The House bill provides a 3.2 percent cut to NOAA below FY16, while the Senate would increase overall NOAA funding by $33.5 million.  The Senate would provide $15 million for National Ocean Service Regional Coastal Resilience Grants (a $10M increase) aimed at reducing the risks that climate change poses to coastal ecosystems and communities.  The Senate bill once again includes report language Northeastern requested directing NOAA to “consider how additional ocean and coastal cooperative institutes could support NOAA’s mission objectives, including those related to coastal resilience…and update its CI21 report with guidance explaining how research institutions can partner with NOAA scientists to expand the cooperative institute network in future years.” 

Department of Energy (DOE)

The House would provide an increase of $259 million over FY16 for DOE; the Senate $355 million over last year.  The DOE Office of Science would be funded at $5.4 billion in both bills, a $50 million or 1% increase over last year.  Both branches would provide flat funding for the Advanced Research Projects Agency-Energy (ARPA-E) program and the Basic Energy Sciences program.  The House has proposed to cut the Office of Energy Efficiency and Renewable Energy by $248 million or 12 percent from FY16, while the Senate would level fund the program.  Similarly, the House would cut Biological and Environmental Research by $14 million, while the Senate would increase the program by $28 million.
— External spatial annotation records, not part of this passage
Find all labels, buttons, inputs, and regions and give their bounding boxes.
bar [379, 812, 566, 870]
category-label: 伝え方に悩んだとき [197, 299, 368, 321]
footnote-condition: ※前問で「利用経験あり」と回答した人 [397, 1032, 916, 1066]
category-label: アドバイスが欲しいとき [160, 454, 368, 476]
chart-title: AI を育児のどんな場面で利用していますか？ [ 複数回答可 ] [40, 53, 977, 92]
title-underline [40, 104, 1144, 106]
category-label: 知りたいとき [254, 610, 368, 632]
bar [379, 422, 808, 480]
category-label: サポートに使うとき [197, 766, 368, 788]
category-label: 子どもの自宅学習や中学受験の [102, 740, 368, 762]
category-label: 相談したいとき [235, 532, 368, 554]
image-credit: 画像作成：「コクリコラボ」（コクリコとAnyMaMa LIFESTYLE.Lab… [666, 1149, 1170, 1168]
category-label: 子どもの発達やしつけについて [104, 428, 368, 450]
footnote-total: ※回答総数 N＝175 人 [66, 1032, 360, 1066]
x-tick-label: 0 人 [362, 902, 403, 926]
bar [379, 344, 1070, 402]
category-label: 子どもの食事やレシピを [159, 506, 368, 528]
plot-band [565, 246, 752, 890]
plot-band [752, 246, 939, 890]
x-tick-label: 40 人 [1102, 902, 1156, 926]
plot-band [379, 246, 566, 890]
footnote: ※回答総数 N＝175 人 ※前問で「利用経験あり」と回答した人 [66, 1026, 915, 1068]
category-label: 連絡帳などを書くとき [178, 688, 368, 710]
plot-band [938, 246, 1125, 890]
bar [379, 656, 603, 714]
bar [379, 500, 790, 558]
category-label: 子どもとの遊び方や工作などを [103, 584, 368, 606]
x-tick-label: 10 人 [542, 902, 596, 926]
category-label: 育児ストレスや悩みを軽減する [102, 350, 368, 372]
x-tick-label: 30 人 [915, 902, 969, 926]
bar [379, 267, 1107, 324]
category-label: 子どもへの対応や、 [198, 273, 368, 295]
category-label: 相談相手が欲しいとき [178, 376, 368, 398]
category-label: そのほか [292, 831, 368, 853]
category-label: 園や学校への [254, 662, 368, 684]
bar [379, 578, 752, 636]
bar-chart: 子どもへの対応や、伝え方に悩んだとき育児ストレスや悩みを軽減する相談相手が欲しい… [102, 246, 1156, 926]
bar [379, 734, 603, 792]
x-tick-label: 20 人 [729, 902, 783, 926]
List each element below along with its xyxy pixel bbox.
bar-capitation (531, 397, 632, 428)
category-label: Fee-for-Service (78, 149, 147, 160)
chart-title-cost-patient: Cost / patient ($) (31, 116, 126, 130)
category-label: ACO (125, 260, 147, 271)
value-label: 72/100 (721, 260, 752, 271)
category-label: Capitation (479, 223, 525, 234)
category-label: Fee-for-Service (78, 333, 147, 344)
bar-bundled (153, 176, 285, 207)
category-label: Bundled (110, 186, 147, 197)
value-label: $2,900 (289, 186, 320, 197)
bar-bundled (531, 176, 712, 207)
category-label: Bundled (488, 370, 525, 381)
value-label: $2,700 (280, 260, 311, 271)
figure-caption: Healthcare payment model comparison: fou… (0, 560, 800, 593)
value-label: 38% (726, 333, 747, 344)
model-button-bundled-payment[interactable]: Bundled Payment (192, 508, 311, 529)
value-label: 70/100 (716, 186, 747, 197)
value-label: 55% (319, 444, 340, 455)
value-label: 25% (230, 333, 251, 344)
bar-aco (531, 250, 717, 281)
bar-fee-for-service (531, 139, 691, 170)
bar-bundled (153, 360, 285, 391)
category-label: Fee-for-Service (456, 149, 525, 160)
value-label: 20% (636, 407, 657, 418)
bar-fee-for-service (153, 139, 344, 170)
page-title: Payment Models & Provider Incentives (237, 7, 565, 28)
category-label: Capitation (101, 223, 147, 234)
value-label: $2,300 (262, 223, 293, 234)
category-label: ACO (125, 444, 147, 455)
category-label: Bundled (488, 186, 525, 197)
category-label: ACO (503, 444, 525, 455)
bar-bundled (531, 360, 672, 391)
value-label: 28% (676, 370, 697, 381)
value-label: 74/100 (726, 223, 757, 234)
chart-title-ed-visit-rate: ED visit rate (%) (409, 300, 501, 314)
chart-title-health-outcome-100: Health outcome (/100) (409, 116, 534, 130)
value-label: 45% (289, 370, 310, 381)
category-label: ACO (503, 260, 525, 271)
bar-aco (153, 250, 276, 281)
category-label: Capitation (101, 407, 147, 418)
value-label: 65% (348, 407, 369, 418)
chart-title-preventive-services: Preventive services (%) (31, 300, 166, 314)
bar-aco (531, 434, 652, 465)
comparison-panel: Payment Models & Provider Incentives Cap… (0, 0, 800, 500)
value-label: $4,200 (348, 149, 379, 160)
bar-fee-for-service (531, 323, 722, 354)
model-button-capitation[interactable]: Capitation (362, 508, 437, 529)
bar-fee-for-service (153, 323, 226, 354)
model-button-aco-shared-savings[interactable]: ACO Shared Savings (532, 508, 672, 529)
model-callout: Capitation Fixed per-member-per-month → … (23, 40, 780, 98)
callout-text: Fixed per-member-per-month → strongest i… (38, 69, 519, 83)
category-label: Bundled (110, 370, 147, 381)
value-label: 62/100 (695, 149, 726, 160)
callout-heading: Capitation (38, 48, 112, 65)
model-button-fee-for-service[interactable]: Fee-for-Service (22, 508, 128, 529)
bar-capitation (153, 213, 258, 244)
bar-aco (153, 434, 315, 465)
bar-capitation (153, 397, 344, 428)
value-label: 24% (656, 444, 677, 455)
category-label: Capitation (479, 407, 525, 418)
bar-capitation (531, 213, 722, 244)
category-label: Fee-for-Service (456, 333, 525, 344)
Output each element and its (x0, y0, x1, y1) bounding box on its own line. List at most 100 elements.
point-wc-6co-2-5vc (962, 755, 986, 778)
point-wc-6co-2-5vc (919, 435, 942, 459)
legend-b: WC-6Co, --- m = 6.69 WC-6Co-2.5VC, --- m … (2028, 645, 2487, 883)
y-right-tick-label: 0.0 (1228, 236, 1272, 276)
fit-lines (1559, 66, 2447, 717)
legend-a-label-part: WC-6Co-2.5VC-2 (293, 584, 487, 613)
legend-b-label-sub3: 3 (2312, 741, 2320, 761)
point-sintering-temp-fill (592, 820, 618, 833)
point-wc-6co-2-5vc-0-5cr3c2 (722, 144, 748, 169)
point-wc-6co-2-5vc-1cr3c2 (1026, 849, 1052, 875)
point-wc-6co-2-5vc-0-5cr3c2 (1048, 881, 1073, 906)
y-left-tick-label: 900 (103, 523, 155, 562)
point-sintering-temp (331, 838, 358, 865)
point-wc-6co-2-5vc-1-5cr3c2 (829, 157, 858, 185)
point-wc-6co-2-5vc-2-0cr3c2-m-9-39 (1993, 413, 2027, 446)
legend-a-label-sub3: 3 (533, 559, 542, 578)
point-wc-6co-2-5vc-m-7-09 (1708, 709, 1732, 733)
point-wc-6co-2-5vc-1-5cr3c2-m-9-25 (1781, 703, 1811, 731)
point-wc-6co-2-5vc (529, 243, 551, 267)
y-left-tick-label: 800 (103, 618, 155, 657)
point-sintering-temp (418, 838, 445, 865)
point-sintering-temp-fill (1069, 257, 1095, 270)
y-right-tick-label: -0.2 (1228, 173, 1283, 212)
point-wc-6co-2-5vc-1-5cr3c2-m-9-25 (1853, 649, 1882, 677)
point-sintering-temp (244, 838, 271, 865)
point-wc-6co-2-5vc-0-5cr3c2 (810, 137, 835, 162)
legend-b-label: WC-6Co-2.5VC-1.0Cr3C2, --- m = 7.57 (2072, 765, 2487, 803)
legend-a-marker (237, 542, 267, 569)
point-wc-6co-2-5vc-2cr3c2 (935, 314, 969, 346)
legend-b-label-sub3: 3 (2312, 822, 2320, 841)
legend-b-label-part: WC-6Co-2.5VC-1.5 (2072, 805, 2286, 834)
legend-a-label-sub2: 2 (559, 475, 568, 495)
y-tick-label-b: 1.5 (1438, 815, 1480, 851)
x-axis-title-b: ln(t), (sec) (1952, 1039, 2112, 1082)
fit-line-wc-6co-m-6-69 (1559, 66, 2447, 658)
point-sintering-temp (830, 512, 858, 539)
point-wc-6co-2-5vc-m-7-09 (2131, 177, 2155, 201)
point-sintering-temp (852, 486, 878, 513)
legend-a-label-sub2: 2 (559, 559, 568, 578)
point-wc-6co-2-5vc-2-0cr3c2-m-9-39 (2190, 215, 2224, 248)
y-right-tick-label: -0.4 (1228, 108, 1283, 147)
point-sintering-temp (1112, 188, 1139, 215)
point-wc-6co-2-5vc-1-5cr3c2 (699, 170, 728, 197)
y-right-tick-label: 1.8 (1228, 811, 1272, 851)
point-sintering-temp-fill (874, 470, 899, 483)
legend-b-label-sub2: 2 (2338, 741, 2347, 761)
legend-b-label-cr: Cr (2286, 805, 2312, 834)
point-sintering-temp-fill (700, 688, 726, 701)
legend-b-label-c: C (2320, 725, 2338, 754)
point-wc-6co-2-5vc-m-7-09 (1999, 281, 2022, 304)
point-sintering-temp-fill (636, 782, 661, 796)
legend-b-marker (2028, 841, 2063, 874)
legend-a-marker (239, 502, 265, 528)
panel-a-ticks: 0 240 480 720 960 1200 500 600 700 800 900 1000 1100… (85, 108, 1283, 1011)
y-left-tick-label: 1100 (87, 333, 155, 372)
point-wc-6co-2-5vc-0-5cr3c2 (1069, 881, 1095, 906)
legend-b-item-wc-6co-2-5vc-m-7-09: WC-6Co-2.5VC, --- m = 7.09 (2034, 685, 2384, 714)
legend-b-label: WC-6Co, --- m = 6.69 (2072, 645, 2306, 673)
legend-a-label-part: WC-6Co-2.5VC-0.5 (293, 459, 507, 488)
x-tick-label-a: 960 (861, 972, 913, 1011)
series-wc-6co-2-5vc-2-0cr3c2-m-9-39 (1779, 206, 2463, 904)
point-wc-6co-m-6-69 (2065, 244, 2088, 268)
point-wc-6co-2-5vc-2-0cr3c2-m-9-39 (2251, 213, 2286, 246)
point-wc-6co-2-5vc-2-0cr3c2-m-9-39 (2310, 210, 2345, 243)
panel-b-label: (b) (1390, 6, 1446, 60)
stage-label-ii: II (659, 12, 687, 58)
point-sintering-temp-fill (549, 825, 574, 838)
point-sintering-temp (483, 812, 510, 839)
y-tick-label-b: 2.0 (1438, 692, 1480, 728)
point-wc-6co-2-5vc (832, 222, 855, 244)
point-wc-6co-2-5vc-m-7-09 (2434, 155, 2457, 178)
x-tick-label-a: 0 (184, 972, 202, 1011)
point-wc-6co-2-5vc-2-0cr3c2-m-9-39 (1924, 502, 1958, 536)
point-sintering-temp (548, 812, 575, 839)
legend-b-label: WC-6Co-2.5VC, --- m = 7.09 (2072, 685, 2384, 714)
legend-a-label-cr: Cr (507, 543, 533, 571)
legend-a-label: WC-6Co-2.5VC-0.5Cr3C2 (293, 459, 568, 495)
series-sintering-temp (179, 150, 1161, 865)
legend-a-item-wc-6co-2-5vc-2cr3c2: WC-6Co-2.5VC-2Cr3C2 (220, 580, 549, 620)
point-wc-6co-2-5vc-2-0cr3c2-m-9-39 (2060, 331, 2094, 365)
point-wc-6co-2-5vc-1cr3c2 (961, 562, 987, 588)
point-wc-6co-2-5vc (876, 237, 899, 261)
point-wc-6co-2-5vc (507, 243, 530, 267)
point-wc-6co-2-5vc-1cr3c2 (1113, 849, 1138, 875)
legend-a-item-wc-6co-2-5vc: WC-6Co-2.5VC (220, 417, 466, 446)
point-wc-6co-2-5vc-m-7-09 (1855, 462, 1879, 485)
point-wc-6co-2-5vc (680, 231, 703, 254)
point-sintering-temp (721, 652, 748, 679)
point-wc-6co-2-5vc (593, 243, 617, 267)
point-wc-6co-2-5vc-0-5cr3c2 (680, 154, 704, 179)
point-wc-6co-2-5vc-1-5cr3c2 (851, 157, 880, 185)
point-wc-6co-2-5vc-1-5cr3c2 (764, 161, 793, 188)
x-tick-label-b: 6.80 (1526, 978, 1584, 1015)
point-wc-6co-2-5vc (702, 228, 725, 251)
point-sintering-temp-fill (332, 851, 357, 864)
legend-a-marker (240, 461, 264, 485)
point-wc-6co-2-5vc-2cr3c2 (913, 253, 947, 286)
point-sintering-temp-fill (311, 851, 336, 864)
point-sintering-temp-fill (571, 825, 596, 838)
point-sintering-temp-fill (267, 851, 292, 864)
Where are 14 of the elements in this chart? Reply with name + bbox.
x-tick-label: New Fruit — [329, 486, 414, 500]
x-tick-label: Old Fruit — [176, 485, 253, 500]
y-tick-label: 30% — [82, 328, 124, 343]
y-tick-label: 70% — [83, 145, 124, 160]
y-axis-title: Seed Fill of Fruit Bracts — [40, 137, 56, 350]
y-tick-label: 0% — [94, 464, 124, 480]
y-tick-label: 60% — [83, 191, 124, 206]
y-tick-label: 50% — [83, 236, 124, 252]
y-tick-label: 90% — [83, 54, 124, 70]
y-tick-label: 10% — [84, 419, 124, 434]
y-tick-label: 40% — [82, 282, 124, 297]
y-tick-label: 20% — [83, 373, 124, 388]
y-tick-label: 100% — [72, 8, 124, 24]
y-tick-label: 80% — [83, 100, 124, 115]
National Aeronautics and Space Administration (NASA)

The House bill provides $19.508 billion for NASA overall, $223 million above FY16 and $1.245 billion above the President’s request.  The Senate would boost NASA by $21 million overall.  One of the more notable sections of the House report would mandate NASA to contract an independent feasibility study on transitioning its centers to Federally Funded Research and Development Centers (FFRDCs).  The model, where a university or nonprofit organization manages an R&D facility on behalf of the Federal Government, is how NASA’s Jet Propulsion Laboratory (JPL) is operated.  The report would also detail ways in which NASA centers can work more collaboratively with academia and industry. The Space Technology Mission Directorate (STMD) would receive $739.2 million in FY 2017, $52.7 million or 7.7 percent above the FY 2016 enacted level.  The FY 2017 Senate mark, by comparison, would keep funding for STMD flat at $686.5 million. 

Department of Homeland Security (DHS)

The Senate funding bill provides $661 million for the DHS Science and Technology Directorate (S&T), a $6 million increase over FY16.  Included in the bill is $40.5 million for the University Programs Accountwhich funds our ALERT Center and Center on Critical Infrastructure Resiliency, on which Northeastern is a partner.   This level of funding is $776K above the request and would allow S&T to maintain at least 10 centers.  

National Endowment for the Humanities (NEH)

The House draft FY17 Interior Appropriations bill would increase funding for the NEH by $2 million to $150 million.  

As of this writing, neither branch has yet introduced a draft Labor-HHS-Education Appropriations Bill, which funds the NIH and the Department of Education.  That is likely to happen in June.  

With just a handful of legislative days left before the summer recess, it’s likely that Congress will need to enact a series of continuing resolutions (CRs) to keep the government operating until Congress can pass a final omnibus spending bill after the November election. 

State Budget Update

Lastly, this week the Massachusetts Senate also approved its version of the Commonwealth’s FY17 budget.  Included in the bill was $1 million for the Commercialization Seed Fund, which provides grants to help faculty transition new technologies from the lab to market.  Several faculty received seed grants from this program last year, making the university the largest beneficiary of the program in the state.  The Senate budget level funded the Massachusetts Office of Student Financial Assistance at the FY16 level, $1 million below the amount provided by the proposed House budget in April.  We will be working with legislative leaders to boost funding for both programs in the final budget.